Get Started with NemoClaw. Launch a VM on Hyperstack Today.
FAQs
What is NemoClaw?
NemoClaw is NVIDIA's open source reference stack that adds kernel-level sandboxing, network policy controls, and audit trails to OpenClaw. It wraps OpenClaw with the NVIDIA OpenShell runtime so AI agents can run autonomously with security guardrails. It was announced at GTC on March 16, 2026 and is currently in alpha.
What hardware is required for NemoClaw?
NemoClaw itself requires 4 vCPU, 8 GB RAM, 20 GB disk, and Docker. For running the Nemotron 3 Nano 30B model locally with Ollama, you need a GPU with at least 24 GB of VRAM (such as an RTX A6000, L40, or RTX 4090). The model occupies approximately 18 GB of VRAM during inference.

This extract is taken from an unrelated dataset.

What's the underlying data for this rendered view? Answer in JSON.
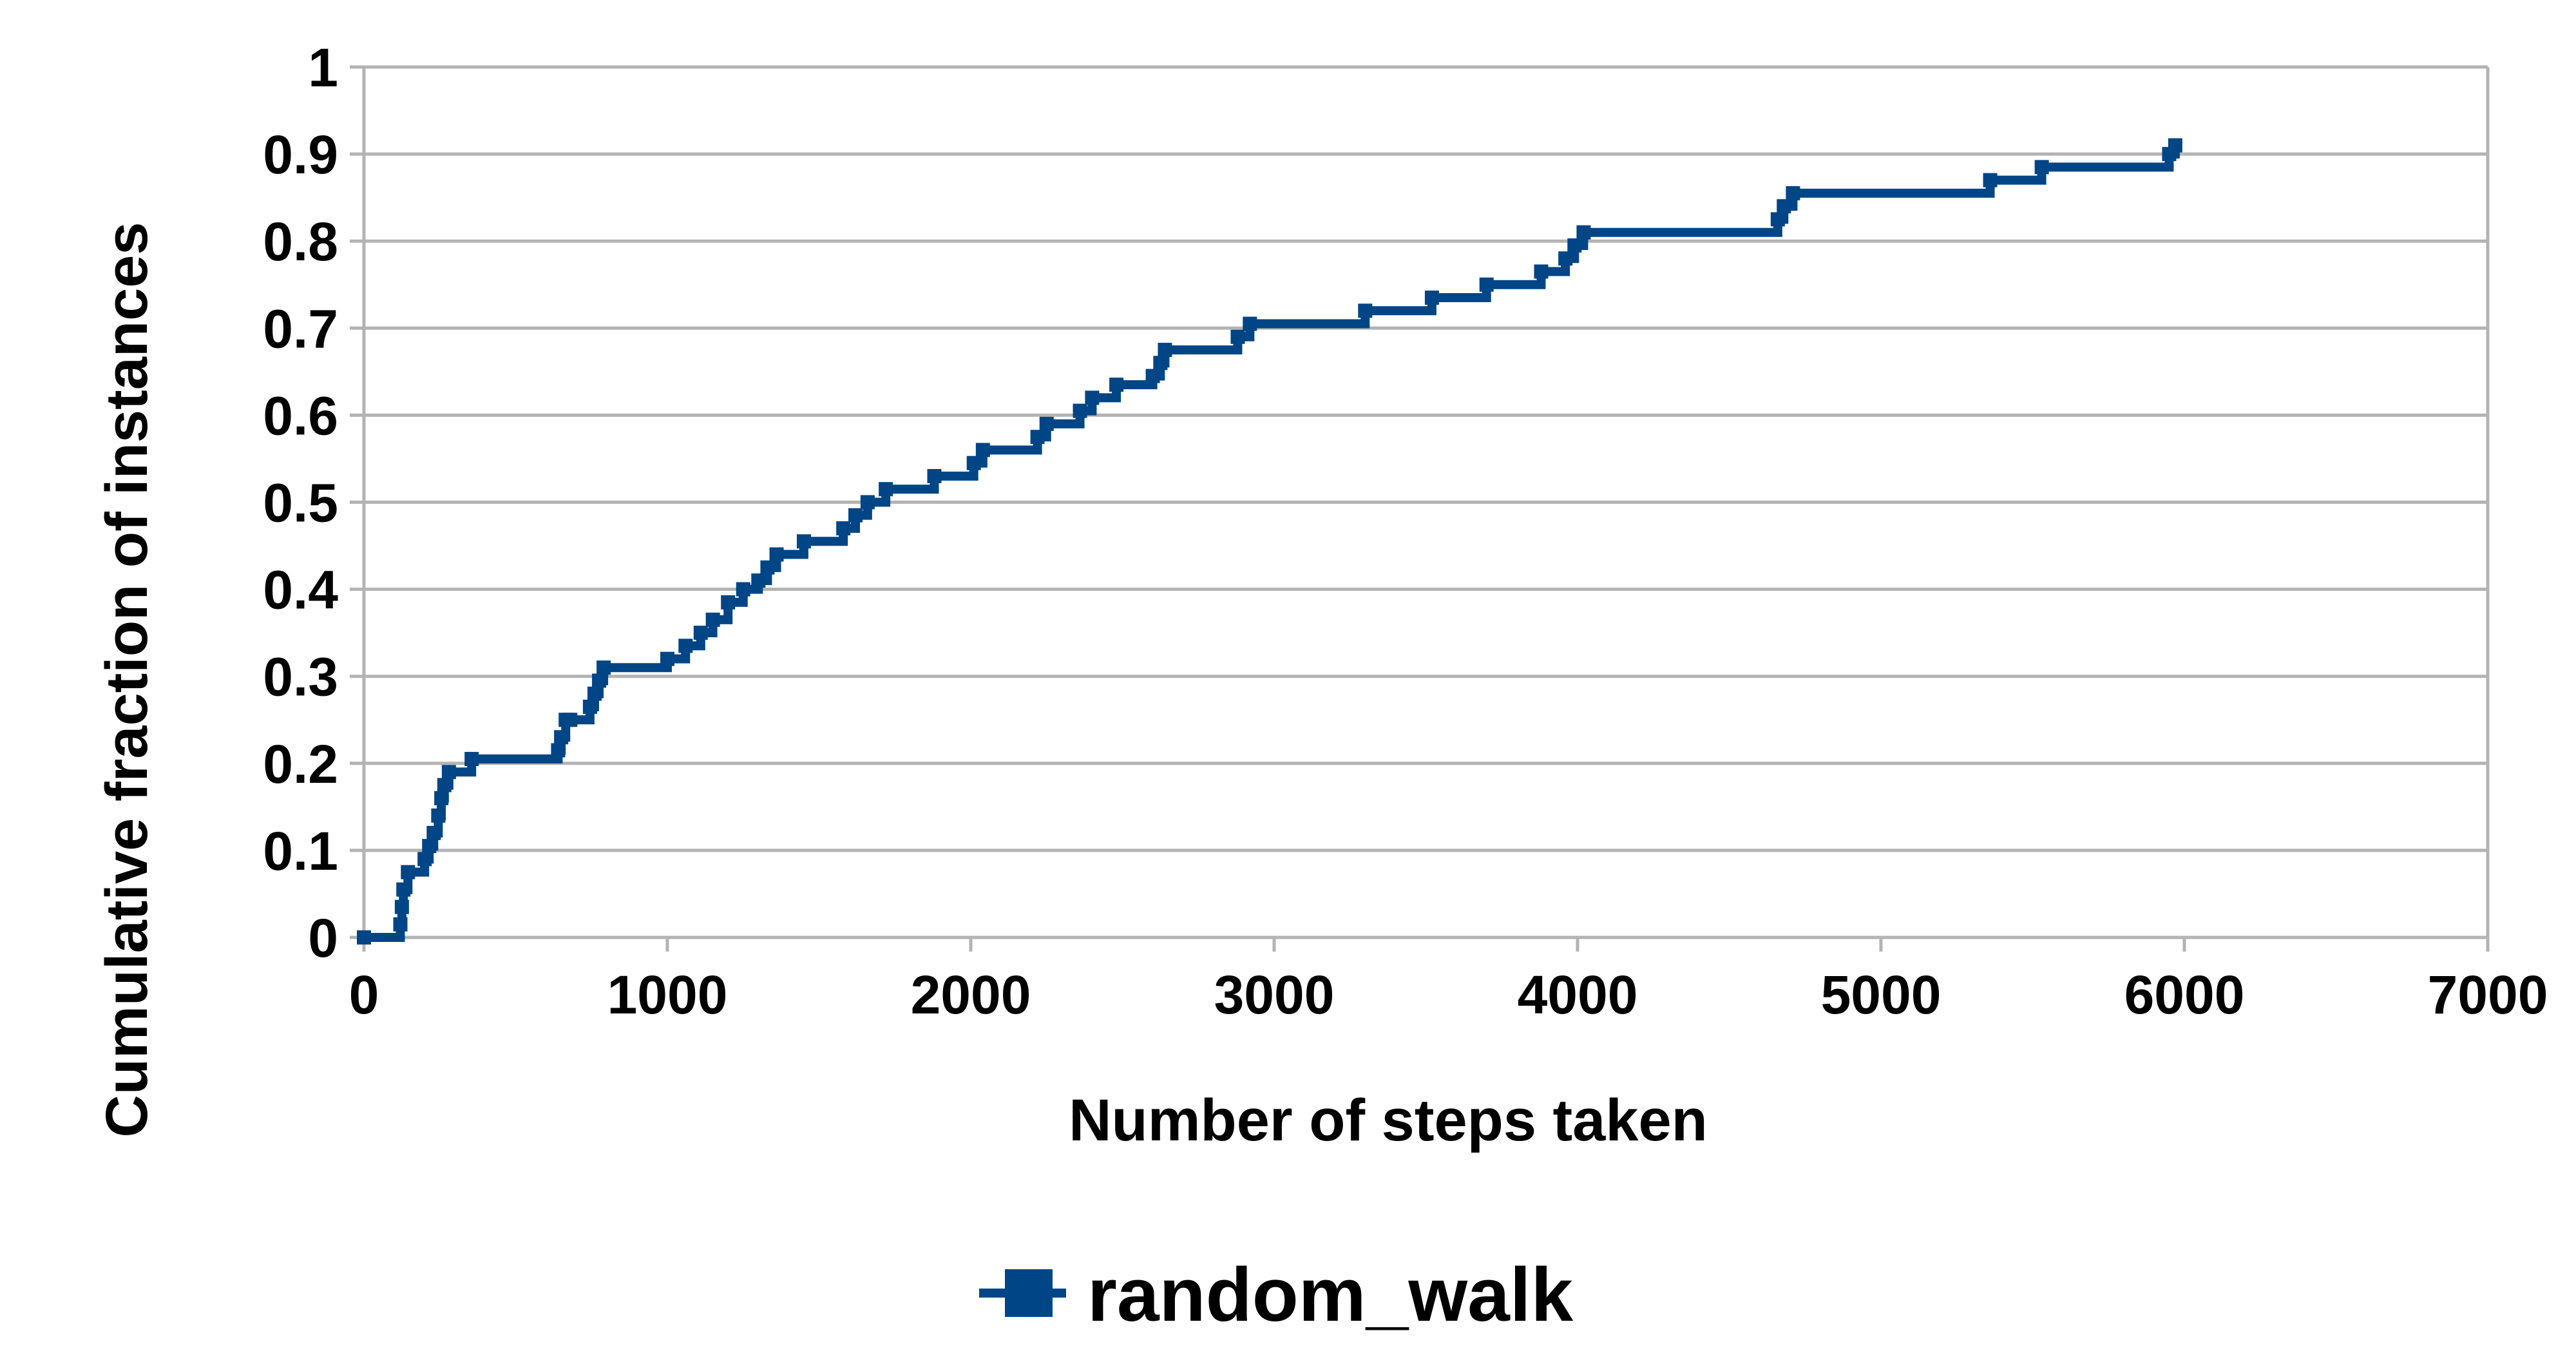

Does NemoClaw work with models other than Nemotron?
Yes. NemoClaw supports any model available through Ollama. Other recommended models include qwen3.5:27b (fast local reasoning, approximately 18 GB VRAM), glm-4.7-flash (reasoning and code generation, approximately 25 GB VRAM), and cloud models like nemotron-3-super:cloud via NVIDIA endpoints.
Is NemoClaw production-ready?
No. NemoClaw is in alpha as of March 2026. APIs, configuration schemas, and runtime behaviour are subject to breaking changes. NVIDIA recommends using it for experimentation and early feedback only.
What is OpenClaw?
OpenClaw is a free, open-source personal AI agent created by Peter Steinberger. It runs locally on your own device and connects to messaging platforms like Telegram, WhatsApp, Slack, and Discord. Unlike chatbots that just respond to text, OpenClaw can execute shell commands, manage files, send emails, and run autonomous workflows. NemoClaw adds a security layer on top of OpenClaw so these powerful capabilities run inside an isolated sandbox with policy controls.